Even keeping track of what’s happening in the information environment surrounding this election will be harder, since X and Meta made changes to tools they previously made available to researchers to monitor online posts.

In 2023, X introduced a paywall and restrictions to its API tool that made many academic studies impossible, and Meta eliminated CrowdTangle in 2024.

“Some of the tools that would allow us to understand the dynamics of the social media platform information ecosystem are now not accessible to researchers,” said Clifton van der Linden, an associate professor and director of the Digital Society Lab at McMaster University.

“Social media companies have increasingly stopped and inhibited researchers from accessing their platforms, for a good reason — they don’t want to be held accountable,” said Ahmed Al-Rawi, associate professor of news, social media and public communication at Simon Fraser University.

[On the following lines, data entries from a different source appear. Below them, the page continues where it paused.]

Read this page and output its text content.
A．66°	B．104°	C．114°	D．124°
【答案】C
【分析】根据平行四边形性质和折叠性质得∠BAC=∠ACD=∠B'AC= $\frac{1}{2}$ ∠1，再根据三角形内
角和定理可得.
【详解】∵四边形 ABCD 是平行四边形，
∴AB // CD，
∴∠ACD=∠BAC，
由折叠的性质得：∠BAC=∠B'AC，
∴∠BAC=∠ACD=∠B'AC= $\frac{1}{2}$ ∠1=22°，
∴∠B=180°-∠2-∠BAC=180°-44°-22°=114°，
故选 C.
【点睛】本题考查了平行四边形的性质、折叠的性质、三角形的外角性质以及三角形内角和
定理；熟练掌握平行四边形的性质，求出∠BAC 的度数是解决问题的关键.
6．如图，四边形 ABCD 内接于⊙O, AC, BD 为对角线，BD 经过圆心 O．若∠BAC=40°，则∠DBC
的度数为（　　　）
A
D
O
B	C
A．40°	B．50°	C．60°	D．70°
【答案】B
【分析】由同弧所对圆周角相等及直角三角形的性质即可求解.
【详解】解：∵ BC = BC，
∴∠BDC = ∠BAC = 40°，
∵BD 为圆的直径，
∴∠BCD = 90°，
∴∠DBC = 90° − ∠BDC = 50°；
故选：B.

Al-Rawi noted that since the last federal election, there has been a boom in the number of alternative social media sites. They include Rumble, the Canadian company that hosts Trump’s Truth Social platform.

“Today, we have far more uncertainty than before about who is online and who is trying … to be in control of this information space,” he said.

Van der Linden said advances in digital technology and the evolution of social media have allowed for a “hyper-personalization of news and information.”

“The result is that individuals are being fed an information diet that is specifically designed to elicit particular viewpoints on certain issues, and there’s less and less evidence that we’re able to find points of consensus on what the base facts are of a particular issue or matter,” he said.

In recent survey commissioned by the CRTC, most respondents said they were at least somewhat confident in their ability to identify misinformation or “fake news” — and more than a third said they were very confident in their ability to do so.

Bridgman said Canadians have become increasingly worried about American influence in the election, even in the face of clear evidence of political interference by Russia, China and India.

He pointed to the popularity of an influencer like Joe Rogan, who he said “makes frequent statements about Canada that are completely divorced from the reality on the ground here” but still has a massive amount of influence.

There is concern about “American voices flooding the Canadian conversation with ill-informed and hyper-political opinions in a context where the United States, while a historical ally and friend, is maybe not anymore,” Bridgman said.

The worst-case scenario, he said, would see a tiny number of American influencers “who are not interested in the well-being of Canada” manage to “dramatically sway the Canadian election one way or the other.”

Bridgman said that would be “a much more dramatic form of foreign interference than anything we’ve seen.”